Esophageal spasm is characterized as propulsive movement or peristalsis of the esophagus. In this condition, the usual propulsive contraction that drives food via the esophagus are substituted in a periodic manner by non-propulsive contractions or disproportionate muscular contractions or pressure of the lower esophageal sphincter opens and ends strangely. The precise cause is not recognized but there is a possible nerve defect.
What are the signs and symptoms?
The muscular spasms in the esophagus can be felt as chest pain below the breastbone coinciding with difficulty swallowing liquids and solids. The pain can also occur at night time and might be intense enough to awaken the individual.
Esophageal spasm can also trigger significant pain without difficulty swallowing. This pain is often squeezing in quality beneath the breastbone that can occur along exercise or exertion which makes it hard for the doctor to differentiate it from angina.
Throughout the years, the condition might progress into achalasia which is a condition where the rhythmic contractions of the esophagus are drastically reduced. Some might experience symptoms that combine those of achalasia and esophageal spasm.
How is it diagnosed
An X-ray is usually taken while the individual ingests a barium drink which reveals that the liquid barium does not travel down normally through the esophagus and the contractions of the esophageal wall are uncoordinated and do not drive the barium.

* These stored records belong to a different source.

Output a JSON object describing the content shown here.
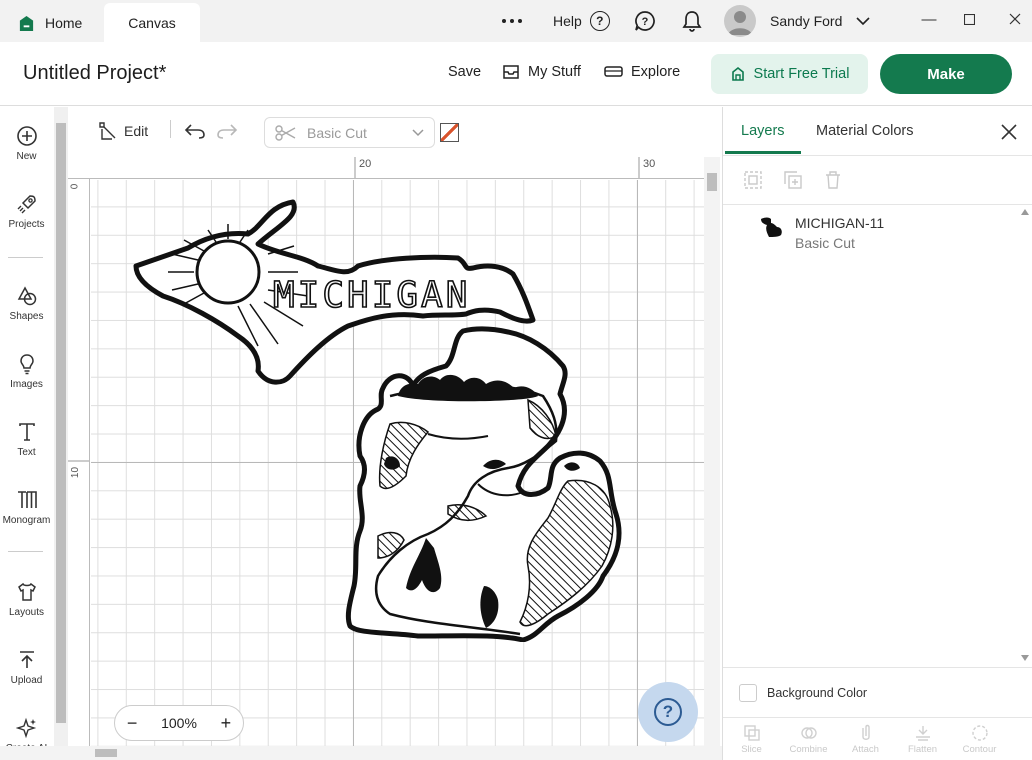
{
  "titlebar": {
    "tabs": [
      {
        "label": "Home"
      },
      {
        "label": "Canvas"
      }
    ],
    "more_icon": "more-horizontal-icon",
    "help_label": "Help",
    "user_name": "Sandy Ford"
  },
  "header": {
    "project_title": "Untitled Project*",
    "save_label": "Save",
    "my_stuff_label": "My Stuff",
    "explore_label": "Explore",
    "trial_label": "Start Free Trial",
    "make_label": "Make"
  },
  "left_toolbar": {
    "items": [
      {
        "label": "New",
        "icon": "plus-circle-icon"
      },
      {
        "label": "Projects",
        "icon": "rocket-icon"
      },
      {
        "label": "Shapes",
        "icon": "shapes-icon"
      },
      {
        "label": "Images",
        "icon": "lightbulb-icon"
      },
      {
        "label": "Text",
        "icon": "text-icon"
      },
      {
        "label": "Monogram",
        "icon": "monogram-icon"
      },
      {
        "label": "Layouts",
        "icon": "shirt-icon"
      },
      {
        "label": "Upload",
        "icon": "upload-icon"
      },
      {
        "label": "Create AI",
        "icon": "sparkle-icon"
      }
    ]
  },
  "canvas_toolbar": {
    "edit_label": "Edit",
    "operation": "Basic Cut",
    "swatch_color": "#d9532c"
  },
  "canvas": {
    "ruler_top_labels": [
      "20",
      "30"
    ],
    "ruler_left_labels": [
      "0",
      "10"
    ],
    "artwork_text": "MICHIGAN",
    "zoom": "100%"
  },
  "right_panel": {
    "tabs": [
      {
        "label": "Layers"
      },
      {
        "label": "Material Colors"
      }
    ],
    "layer": {
      "name": "MICHIGAN-11",
      "operation": "Basic Cut"
    },
    "background_label": "Background Color",
    "bottom_actions": [
      {
        "label": "Slice"
      },
      {
        "label": "Combine"
      },
      {
        "label": "Attach"
      },
      {
        "label": "Flatten"
      },
      {
        "label": "Contour"
      }
    ]
  },
  "colors": {
    "brand_green": "#147a4e",
    "trial_bg": "#e3f3ec",
    "help_fab_bg": "#c5d8ee"
  }
}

The pressure measures via manometry can provide the most sensitive and comprehensive analysis of the esophageal spasm.
Management
An esophageal spasm is often hard to treat. The calcium channel blockers such as nifedipine can help alleviate the symptoms by relaxing the esophageal muscles. Oftentimes, the injection of botulinum toxin into the lower esophageal sphincter is also beneficial.
Other medications such as nitroglycerin, anticholinergic drugs and long-acting nitrates are not useful. Sometimes, potent pain medications might be needed. Some individuals have symptoms that are hard to manage. In such cases, the esophagus might be dilated by inflating a balloon within or with the progressive insertion of a large blunt instrument. In rare instances, the surgeon might slice the muscular layer throughout the entire length of the esophagus.